Begging the Spying Question?

The editors of Le Monde seem to have received advanced word on the content of President Obama’s big speech in Berlin later today. Let’s hope they’re wrong.

LeMonde_ObamaBerlin

“Obama will propose a reduction of the American and Russian nuclear arsenals.” Good news, right?

Well yes – but that’s really not the subject his audience is going to be interested in! You just might have heard of recent revelations of programs with names like “Prism” which involved massive spying by US authorities on the telephone and electronic communications of, basically, everyone, certainly including German citizens. As NYT columnist Roger Cohen quite clearly pointed out on Monday (“Obama’s German Storm”), due to their past the Germans are particularly sensitive about such abuses. They will certainly want to hear what Obama is going to do about this, and likely not about the latest warhead-number that will result if the President can get his way with whatever measure he wants to propose.

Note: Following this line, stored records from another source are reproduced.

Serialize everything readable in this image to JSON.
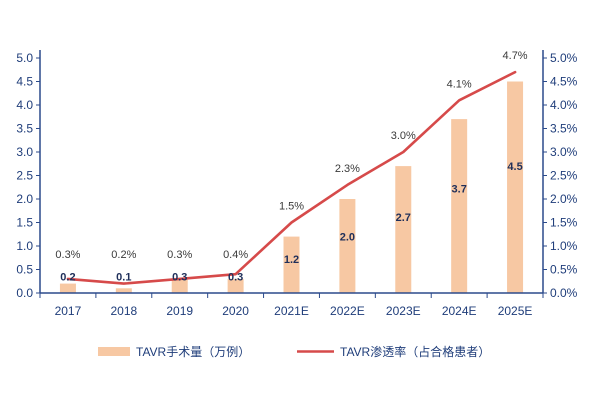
{
  "chart_data": {
    "type": "bar",
    "categories": [
      "2017",
      "2018",
      "2019",
      "2020",
      "2021E",
      "2022E",
      "2023E",
      "2024E",
      "2025E"
    ],
    "series": [
      {
        "name": "TAVR手术量（万例）",
        "type": "bar",
        "axis": "left",
        "values": [
          0.2,
          0.1,
          0.3,
          0.3,
          1.2,
          2.0,
          2.7,
          3.7,
          4.5
        ],
        "labels": [
          "0.2",
          "0.1",
          "0.3",
          "0.3",
          "1.2",
          "2.0",
          "2.7",
          "3.7",
          "4.5"
        ],
        "color": "#f7c8a3"
      },
      {
        "name": "TAVR渗透率（占合格患者）",
        "type": "line",
        "axis": "right",
        "values": [
          0.3,
          0.2,
          0.3,
          0.4,
          1.5,
          2.3,
          3.0,
          4.1,
          4.7
        ],
        "labels": [
          "0.3%",
          "0.2%",
          "0.3%",
          "0.4%",
          "1.5%",
          "2.3%",
          "3.0%",
          "4.1%",
          "4.7%"
        ],
        "color": "#d64a4a"
      }
    ],
    "y_left": {
      "ylim": [
        0,
        5
      ],
      "ticks": [
        "0.0",
        "0.5",
        "1.0",
        "1.5",
        "2.0",
        "2.5",
        "3.0",
        "3.5",
        "4.0",
        "4.5",
        "5.0"
      ]
    },
    "y_right": {
      "ylim": [
        0,
        5
      ],
      "ticks": [
        "0.0%",
        "0.5%",
        "1.0%",
        "1.5%",
        "2.0%",
        "2.5%",
        "3.0%",
        "3.5%",
        "4.0%",
        "4.5%",
        "5.0%"
      ]
    },
    "grid": false,
    "legend": "bottom",
    "axis_color": "#2b4a8b"
  }
}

I know that preparation for such major speeches requires long lead-times, but nonetheless if his big Brandenburg Gate speech this evening does turn out to deal solely with nuclear armament matters, it will be the sorriest attempt at mass attention-diversion we will have seen for a long, long time. And you can bet it will not work on the Germans. I hope to be able to offer some after-the-fact coverage from the German press along those lines in this forum.

But so OK: Nukes

Still, for the sake of exercise let us take these reports at their word and consider the issue of nuclear arms reductions. The Le Monde article specifically declares that Obama’s proposal will include US “tactical” nuclear weapons still stored in Europe, where many are wondering why – given the current geopolitical situation there – they were not removed a long time ago.

So far, so good. Crucially, though, such arms reductions are like a tango – they take two. What does Putin have to say about all of this? Presumably Obama had a chance to ask him at the G8 summit that just concluded in Northern Ireland. Also presumably, he did not get the answer he needed: reports indicate that that summit was far from a jolly, friendly affair, coloredas it was by the Syria question on which Russia and the US hold diametrically opposite views. Relations between the two (ex?-)superpowers in any case have been strained for quite a while (see, for example, Magnitsky Act – not that they shouldn’t be strained, given Putin’s dictatorial tendencies, or that that Act was unjustified).

So talk about putting the cart before the horse: Obama might very well be spending his time this evening before the assembled thousands at the Brandenburg Gate trying to change the subject away from US spying misbehavior to a nuclear arms reduction plan he already knows has no chance of going forward! Oh – and as Le Monde also briefly notes – even if he were to get Putin to agree, there is also the matter of the US Congress, specifically in the case of foreign treaties, of the Senate, where he would have to get a two-thirds vote to ratify and where the Republicans are known to view such military build-downs with a jaundiced eye (quite apart from their apparent desire to oppose everything the President might propose just on principle).

Gratuitous final observation: This Berlin visit is supposed to mark the 50th anniversary of John F. Kennedy’s famous Ich bin ein Berliner speech. But Kennedy delivered that speech on June 26, not June 19; at the Schöneberg Town Hall, not at the Brandenburg Gate (because, admittedly, that was impossible with the big Wall there at the time); and he didn’t have his intelligence agencies busy reading the communications of not only his own citizens, but also those of the city and the country hosting him. So there.

UPDATE: Here we have a verdict on Obama’s Brandenburg Gate speech, in the New York Times, no less, from an official of the German Green Party, Malte Spitz. Yes, she writes, what Obama did was “change the subject” from the NSA abuses which was what his German audience really wanted to hear about. She merely says he did so using his speech’s anti-global warming proposals as the foil, not those regarding nuclear arsenal cut-backs. Maybe which diversionary subject you happen to choose is a matter of interpretation, although that also supports my point that anything offered on the nuclear weapons front was fairly meaningless and so undeserving of note.